🤖 AI Summary
Current large language models (LLMs) exhibit dual limitations in enterprise competitive analysis: insufficient access to real-time commercial knowledge and inadequate multidimensional competitive cognition, leading to strategic decision bias. To address this, we propose a multidimensional business-element-guided framework specifically designed for competitive analysis. Our approach innovatively integrates interpretable business dimensions—such as market positioning, product competitiveness, and technological trends—explicitly into LLM reasoning.
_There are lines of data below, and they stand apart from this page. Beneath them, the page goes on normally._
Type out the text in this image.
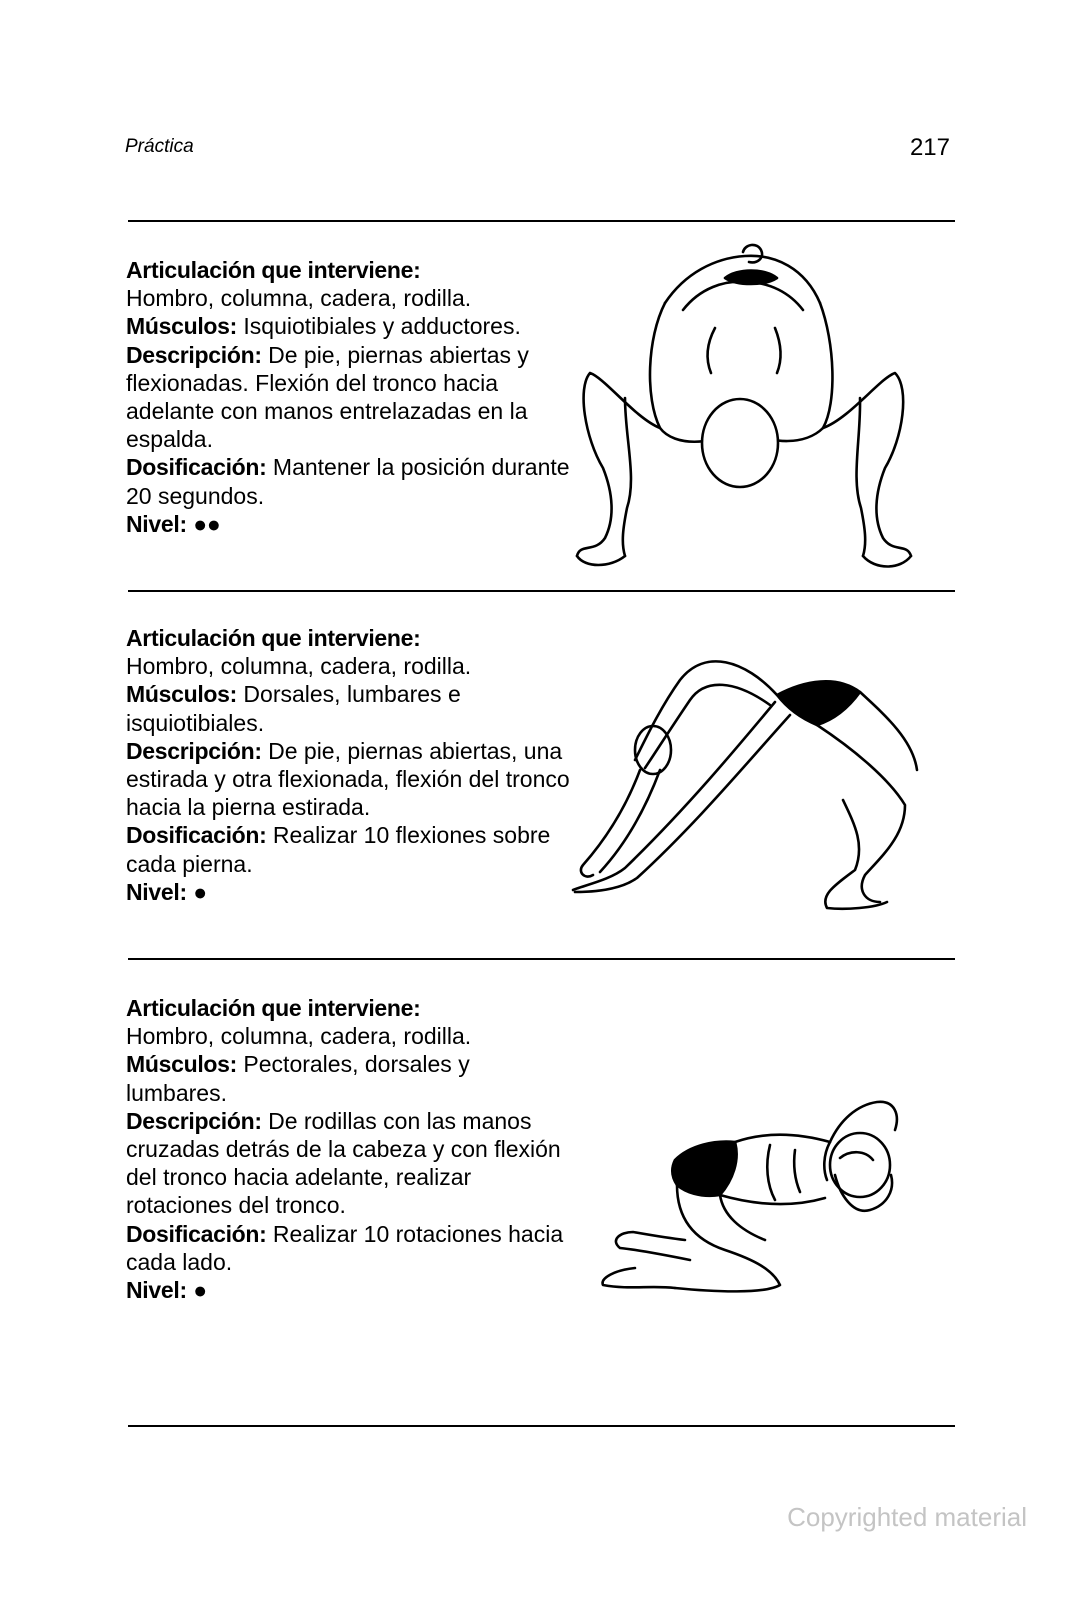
Práctica	217

Articulación que interviene:
Hombro, columna, cadera, rodilla.

Músculos: Isquiotibiales y adductores.

Descripción: De pie, piernas abiertas y flexionadas. Flexión del tronco hacia adelante con manos entrelazadas en la espalda.

Dosificación: Mantener la posición durante 20 segundos.

Nivel: ●●

Articulación que interviene:
Hombro, columna, cadera, rodilla.

Músculos: Dorsales, lumbares e isquiotibiales.

Descripción: De pie, piernas abiertas, una estirada y otra flexionada, flexión del tronco hacia la pierna estirada.

Dosificación: Realizar 10 flexiones sobre cada pierna.

Nivel: ●

Articulación que interviene:
Hombro, columna, cadera, rodilla.

Músculos: Pectorales, dorsales y lumbares.

Descripción: De rodillas con las manos cruzadas detrás de la cabeza y con flexión del tronco hacia adelante, realizar rotaciones del tronco.

Dosificación: Realizar 10 rotaciones hacia cada lado.

Nivel: ●

Copyrighted material
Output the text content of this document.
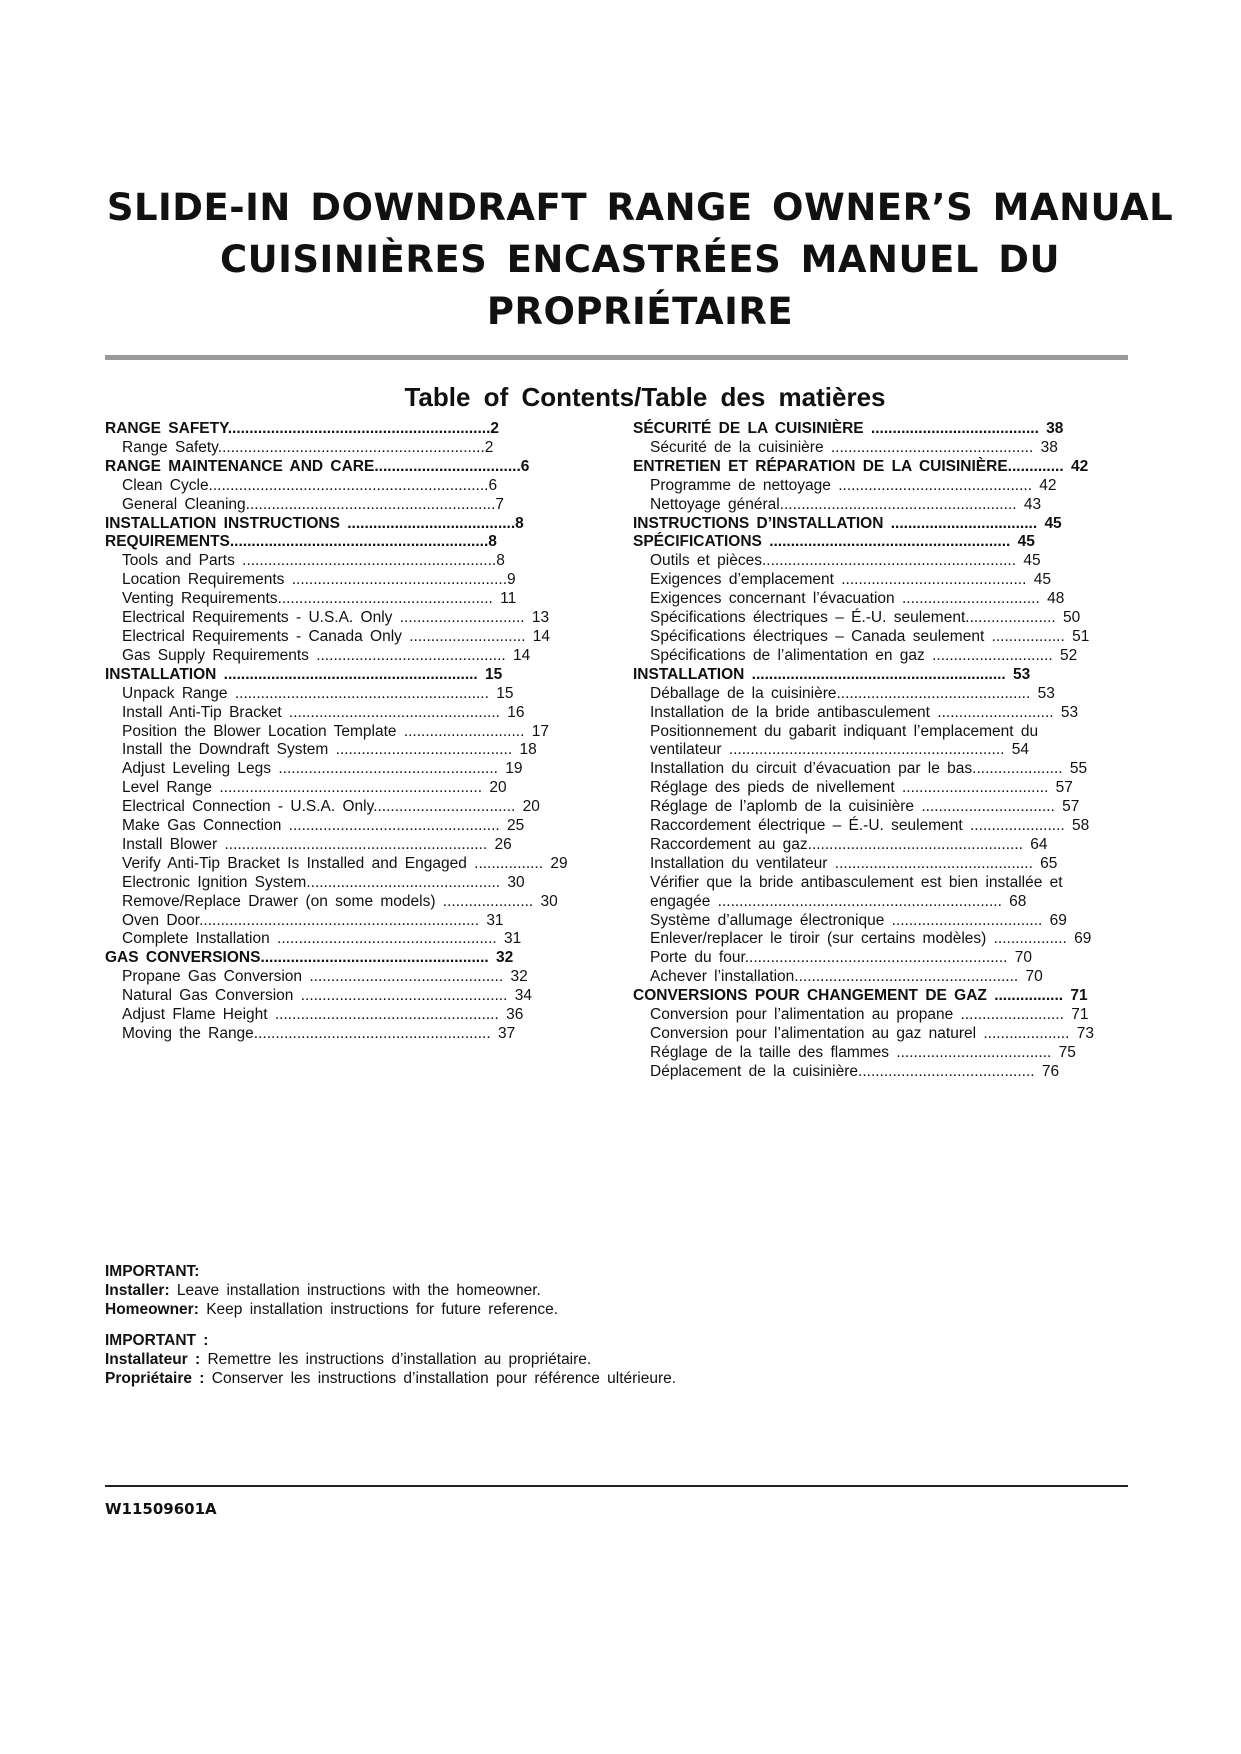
SLIDE-IN DOWNDRAFT RANGE OWNER’S MANUAL
CUISINIÈRES ENCASTRÉES MANUEL DU
PROPRIÉTAIRE
Table of Contents/Table des matières
RANGE SAFETY.............................................................2
Range Safety..............................................................2
RANGE MAINTENANCE AND CARE..................................6
Clean Cycle.................................................................6
General Cleaning..........................................................7
INSTALLATION INSTRUCTIONS .......................................8
REQUIREMENTS............................................................8
Tools and Parts ...........................................................8
Location Requirements ..................................................9
Venting Requirements.................................................. 11
Electrical Requirements - U.S.A. Only ............................. 13
Electrical Requirements - Canada Only ........................... 14
Gas Supply Requirements ............................................ 14
INSTALLATION ........................................................... 15
Unpack Range ........................................................... 15
Install Anti-Tip Bracket ................................................. 16
Position the Blower Location Template ............................ 17
Install the Downdraft System ......................................... 18
Adjust Leveling Legs ................................................... 19
Level Range ............................................................. 20
Electrical Connection - U.S.A. Only................................. 20
Make Gas Connection ................................................. 25
Install Blower ............................................................. 26
Verify Anti-Tip Bracket Is Installed and Engaged ................ 29
Electronic Ignition System............................................. 30
Remove/Replace Drawer (on some models) ..................... 30
Oven Door................................................................. 31
Complete Installation ................................................... 31
GAS CONVERSIONS..................................................... 32
Propane Gas Conversion ............................................. 32
Natural Gas Conversion ................................................ 34
Adjust Flame Height .................................................... 36
Moving the Range....................................................... 37
SÉCURITÉ DE LA CUISINIÈRE ....................................... 38
Sécurité de la cuisinière ............................................... 38
ENTRETIEN ET RÉPARATION DE LA CUISINIÈRE............. 42
Programme de nettoyage ............................................. 42
Nettoyage général....................................................... 43
INSTRUCTIONS D’INSTALLATION .................................. 45
SPÉCIFICATIONS ........................................................ 45
Outils et pièces........................................................... 45
Exigences d’emplacement ........................................... 45
Exigences concernant l’évacuation ................................ 48
Spécifications électriques – É.-U. seulement..................... 50
Spécifications électriques – Canada seulement ................. 51
Spécifications de l’alimentation en gaz ............................ 52
INSTALLATION ........................................................... 53
Déballage de la cuisinière............................................. 53
Installation de la bride antibasculement ........................... 53
Positionnement du gabarit indiquant l’emplacement du
ventilateur ................................................................ 54
Installation du circuit d’évacuation par le bas..................... 55
Réglage des pieds de nivellement .................................. 57
Réglage de l’aplomb de la cuisinière ............................... 57
Raccordement électrique – É.-U. seulement ...................... 58
Raccordement au gaz.................................................. 64
Installation du ventilateur .............................................. 65
Vérifier que la bride antibasculement est bien installée et
engagée .................................................................. 68
Système d’allumage électronique ................................... 69
Enlever/replacer le tiroir (sur certains modèles) ................. 69
Porte du four............................................................. 70
Achever l’installation.................................................... 70
CONVERSIONS POUR CHANGEMENT DE GAZ ................ 71
Conversion pour l’alimentation au propane ........................ 71
Conversion pour l’alimentation au gaz naturel .................... 73
Réglage de la taille des flammes .................................... 75
Déplacement de la cuisinière......................................... 76
IMPORTANT:
Installer: Leave installation instructions with the homeowner.
Homeowner: Keep installation instructions for future reference.
IMPORTANT :
Installateur : Remettre les instructions d’installation au propriétaire.
Propriétaire : Conserver les instructions d’installation pour référence ultérieure.
W11509601A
It combines prompt-engineering-driven multi-faceted cue injection, structured domain-knowledge alignment, and a dual-track evaluation mechanism integrating quantitative metrics and qualitative assessment. Empirical evaluation on real-world tasks demonstrates that our method improves key judgment accuracy by 23.6% and analytical consistency by 31.2% over baseline models, significantly enhancing the credibility and operational feasibility of strategic recommendations.
📝 Abstract
Competitor analysis is essential in modern business due to the influence of industry rivals on strategic planning. It involves assessing multiple aspects and balancing trade-offs to make informed decisions. Recent Large Language Models (LLMs) have demonstrated impressive capabilities to reason about such trade-offs but grapple with inherent limitations such as a lack of knowledge about contemporary or future realities and an incomplete understanding of a market's competitive landscape. In this paper, we address this gap by incorporating business aspects into LLMs to enhance their understanding of a competitive market. Through quantitative and qualitative experiments, we illustrate how integrating such aspects consistently improves model performance, thereby enhancing analytical efficacy in competitor analysis.